- The 100% tariff applies only to patented pharmaceuticals and APIs; generics, biosimilars, and a broad list of specialty categories are currently exempt.
- Companies with approved US onshoring plans face a 20% rate until April 2030; those with executed MFN pricing deals pay zero tariffs until January 20, 2029.
President Trump signed a proclamation on April 2, 2026, imposing a 100% tariff on imported patented pharmaceuticals and active pharmaceutical ingredients under Section 232 of the Trade Expansion Act of 1962—but the list of exceptions is long enough that the effective rate for most drug imports will land well below the headline number.
The tariffs take effect September 29, 2026 for most companies, and July 31 for the 16 large drugmakers already engaged in the first wave of Most Favored Nation pricing negotiations, according to the White House proclamation. The administration’s justification, per the proclamation, is that pharmaceutical imports “threaten to impair the national security and economy”—citing FDA data showing that as of 2025, 53% of patented medicines distributed in the US were produced overseas, with only 15% of patented APIs by volume domestically manufactured.
What’s Exempt
The carve-outs cover a substantial share of the market. Generics and biosimilars—which account for over 90% of US prescriptions filled, according to reporting by CID—are exempt for now, with the administration required to reassess their status within one year. Also excluded from tariffs, per the proclamation, are orphan drugs (where all approved indications carry orphan designation), nuclear medicines, plasma-derived therapies, fertility treatments, cell and gene therapies, antibody-drug conjugates, medical countermeasures for CBRN threats, and pharmaceutical products for animal health—provided they originate from a country with a trade and security framework agreement with the US, or meet an urgent domestic health need.
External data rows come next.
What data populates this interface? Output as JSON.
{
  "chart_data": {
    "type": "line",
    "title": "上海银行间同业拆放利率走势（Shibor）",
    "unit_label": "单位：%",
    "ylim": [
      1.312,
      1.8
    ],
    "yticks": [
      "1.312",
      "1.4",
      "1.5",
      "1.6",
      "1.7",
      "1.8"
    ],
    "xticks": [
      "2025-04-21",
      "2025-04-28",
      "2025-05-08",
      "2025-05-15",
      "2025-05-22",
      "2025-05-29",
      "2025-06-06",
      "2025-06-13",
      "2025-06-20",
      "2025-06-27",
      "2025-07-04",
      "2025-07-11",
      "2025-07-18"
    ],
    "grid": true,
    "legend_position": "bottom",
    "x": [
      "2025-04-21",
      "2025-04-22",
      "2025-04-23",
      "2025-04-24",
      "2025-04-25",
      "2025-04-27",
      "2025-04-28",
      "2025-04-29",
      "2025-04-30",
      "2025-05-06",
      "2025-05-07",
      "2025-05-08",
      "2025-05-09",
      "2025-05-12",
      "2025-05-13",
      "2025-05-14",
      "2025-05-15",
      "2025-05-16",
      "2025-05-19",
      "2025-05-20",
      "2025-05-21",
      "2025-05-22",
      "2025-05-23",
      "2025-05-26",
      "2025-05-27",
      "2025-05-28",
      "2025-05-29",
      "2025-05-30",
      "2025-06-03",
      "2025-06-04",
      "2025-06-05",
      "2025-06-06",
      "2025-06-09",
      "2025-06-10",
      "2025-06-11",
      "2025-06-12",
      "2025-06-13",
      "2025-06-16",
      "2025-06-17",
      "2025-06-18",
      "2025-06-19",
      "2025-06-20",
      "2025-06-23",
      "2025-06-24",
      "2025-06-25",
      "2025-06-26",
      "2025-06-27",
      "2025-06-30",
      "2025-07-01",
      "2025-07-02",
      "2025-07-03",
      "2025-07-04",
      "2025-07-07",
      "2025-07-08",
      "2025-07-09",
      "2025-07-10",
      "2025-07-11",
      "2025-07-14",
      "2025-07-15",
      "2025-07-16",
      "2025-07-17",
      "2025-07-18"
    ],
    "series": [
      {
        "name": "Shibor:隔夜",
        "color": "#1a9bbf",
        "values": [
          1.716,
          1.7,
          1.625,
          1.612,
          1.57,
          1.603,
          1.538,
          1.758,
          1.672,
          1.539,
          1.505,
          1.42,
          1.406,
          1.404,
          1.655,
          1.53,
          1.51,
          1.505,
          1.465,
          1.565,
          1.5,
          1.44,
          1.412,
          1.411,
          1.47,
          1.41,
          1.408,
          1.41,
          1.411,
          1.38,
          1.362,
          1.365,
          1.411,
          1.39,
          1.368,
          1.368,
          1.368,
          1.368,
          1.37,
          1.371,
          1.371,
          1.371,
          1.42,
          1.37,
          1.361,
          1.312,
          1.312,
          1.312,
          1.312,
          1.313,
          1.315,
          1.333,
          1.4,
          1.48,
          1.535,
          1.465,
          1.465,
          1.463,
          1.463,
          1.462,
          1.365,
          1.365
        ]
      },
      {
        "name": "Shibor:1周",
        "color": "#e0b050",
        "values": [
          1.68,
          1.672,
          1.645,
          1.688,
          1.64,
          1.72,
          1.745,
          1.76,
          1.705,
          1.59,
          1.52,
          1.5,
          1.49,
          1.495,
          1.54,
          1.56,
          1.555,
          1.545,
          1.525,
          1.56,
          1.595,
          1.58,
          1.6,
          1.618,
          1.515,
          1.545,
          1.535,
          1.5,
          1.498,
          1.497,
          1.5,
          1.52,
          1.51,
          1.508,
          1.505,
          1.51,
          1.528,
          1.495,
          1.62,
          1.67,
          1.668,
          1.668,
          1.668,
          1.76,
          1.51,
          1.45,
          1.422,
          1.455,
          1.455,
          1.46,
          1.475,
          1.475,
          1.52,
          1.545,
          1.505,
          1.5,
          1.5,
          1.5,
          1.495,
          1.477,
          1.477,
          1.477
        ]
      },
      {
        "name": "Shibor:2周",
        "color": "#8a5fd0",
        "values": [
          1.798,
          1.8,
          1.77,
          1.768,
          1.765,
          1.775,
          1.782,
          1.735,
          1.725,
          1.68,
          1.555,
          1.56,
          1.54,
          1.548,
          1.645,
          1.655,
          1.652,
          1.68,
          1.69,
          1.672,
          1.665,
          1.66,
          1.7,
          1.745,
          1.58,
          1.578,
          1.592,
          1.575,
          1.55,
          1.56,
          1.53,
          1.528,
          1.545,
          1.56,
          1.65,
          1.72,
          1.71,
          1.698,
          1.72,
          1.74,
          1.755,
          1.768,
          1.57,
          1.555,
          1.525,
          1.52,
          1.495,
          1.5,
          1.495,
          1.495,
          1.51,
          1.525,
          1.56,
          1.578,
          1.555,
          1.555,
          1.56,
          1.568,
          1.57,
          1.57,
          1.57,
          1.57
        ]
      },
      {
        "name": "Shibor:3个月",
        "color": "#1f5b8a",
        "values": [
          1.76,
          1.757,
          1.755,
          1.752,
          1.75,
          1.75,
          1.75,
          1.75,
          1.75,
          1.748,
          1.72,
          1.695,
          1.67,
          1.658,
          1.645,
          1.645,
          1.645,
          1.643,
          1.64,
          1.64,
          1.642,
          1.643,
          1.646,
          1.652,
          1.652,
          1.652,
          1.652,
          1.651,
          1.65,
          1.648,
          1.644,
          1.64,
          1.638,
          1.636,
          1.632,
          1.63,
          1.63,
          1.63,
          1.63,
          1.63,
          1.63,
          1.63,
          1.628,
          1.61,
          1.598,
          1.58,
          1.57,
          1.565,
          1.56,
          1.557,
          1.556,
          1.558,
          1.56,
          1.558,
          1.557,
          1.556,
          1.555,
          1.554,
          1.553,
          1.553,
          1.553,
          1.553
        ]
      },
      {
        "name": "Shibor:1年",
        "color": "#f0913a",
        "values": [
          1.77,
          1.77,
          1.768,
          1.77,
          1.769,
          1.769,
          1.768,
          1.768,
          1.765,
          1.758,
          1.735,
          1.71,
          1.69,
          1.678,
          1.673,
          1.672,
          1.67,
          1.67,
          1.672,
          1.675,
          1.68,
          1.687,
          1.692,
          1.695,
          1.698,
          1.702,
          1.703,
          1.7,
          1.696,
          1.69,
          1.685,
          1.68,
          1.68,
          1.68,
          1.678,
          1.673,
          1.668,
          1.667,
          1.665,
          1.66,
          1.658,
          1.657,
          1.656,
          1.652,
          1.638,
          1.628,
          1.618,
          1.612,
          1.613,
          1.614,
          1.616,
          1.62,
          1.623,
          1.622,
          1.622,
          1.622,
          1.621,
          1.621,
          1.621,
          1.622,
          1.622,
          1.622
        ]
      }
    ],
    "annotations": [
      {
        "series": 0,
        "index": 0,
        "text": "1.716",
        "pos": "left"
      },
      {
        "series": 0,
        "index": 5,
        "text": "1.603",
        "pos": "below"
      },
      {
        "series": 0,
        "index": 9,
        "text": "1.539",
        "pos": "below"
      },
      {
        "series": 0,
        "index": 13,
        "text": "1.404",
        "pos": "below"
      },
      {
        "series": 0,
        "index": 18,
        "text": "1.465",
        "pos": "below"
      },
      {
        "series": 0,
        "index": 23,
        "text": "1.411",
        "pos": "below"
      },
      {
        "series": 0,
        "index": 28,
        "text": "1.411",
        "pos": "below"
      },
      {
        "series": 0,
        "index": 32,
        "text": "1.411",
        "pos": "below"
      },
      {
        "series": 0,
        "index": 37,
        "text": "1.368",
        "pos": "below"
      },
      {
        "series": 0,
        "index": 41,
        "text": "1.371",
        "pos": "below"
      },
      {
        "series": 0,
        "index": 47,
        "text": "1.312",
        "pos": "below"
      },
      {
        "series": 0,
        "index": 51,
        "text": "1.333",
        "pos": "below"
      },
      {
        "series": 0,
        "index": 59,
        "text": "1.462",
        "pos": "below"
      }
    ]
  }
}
On the country side, products from the EU, Japan, South Korea, Switzerland, and Liechtenstein face a 15% tariff under existing trade deals. UK-manufactured drugs currently face a 10% tariff, according to the proclamation, with the rate set to reduce to zero to the extent required by the US-UK pharmaceutical partnership agreement. The UK is the first country to secure a pathway to a zero percent rate on US pharmaceutical export tariffs, with NHS patients receiving improved access to novel treatments in return, as a result of medicines pricing changes.
The MFN and Onshoring Tracks
Companies can access two additional lower-rate pathways. Those with Secretary of Commerce-approved onshoring plans—committing to move production to the US—qualify for a 20% tariff rate, which rises to 100% on April 2, 2030, the proclamation states. Companies that have both an approved onshoring plan and a fully executed MFN pricing agreement pay zero tariffs until January 20, 2029. The administration said it will monitor onshoring commitments through periodic progress reports, and the proclamation explicitly authorizes retroactive tariff reimposition in cases of fraud or misrepresentation.
The White House stated that the threat of tariffs has already driven $400 billion in pharmaceutical investment commitments from industry. Examples include Johnson & Johnson’s $55 billion US manufacturing commitment through 2029 and CSL’s $1.5 billion expansion at its Kankakee, Illinois plasma-derived therapies facility.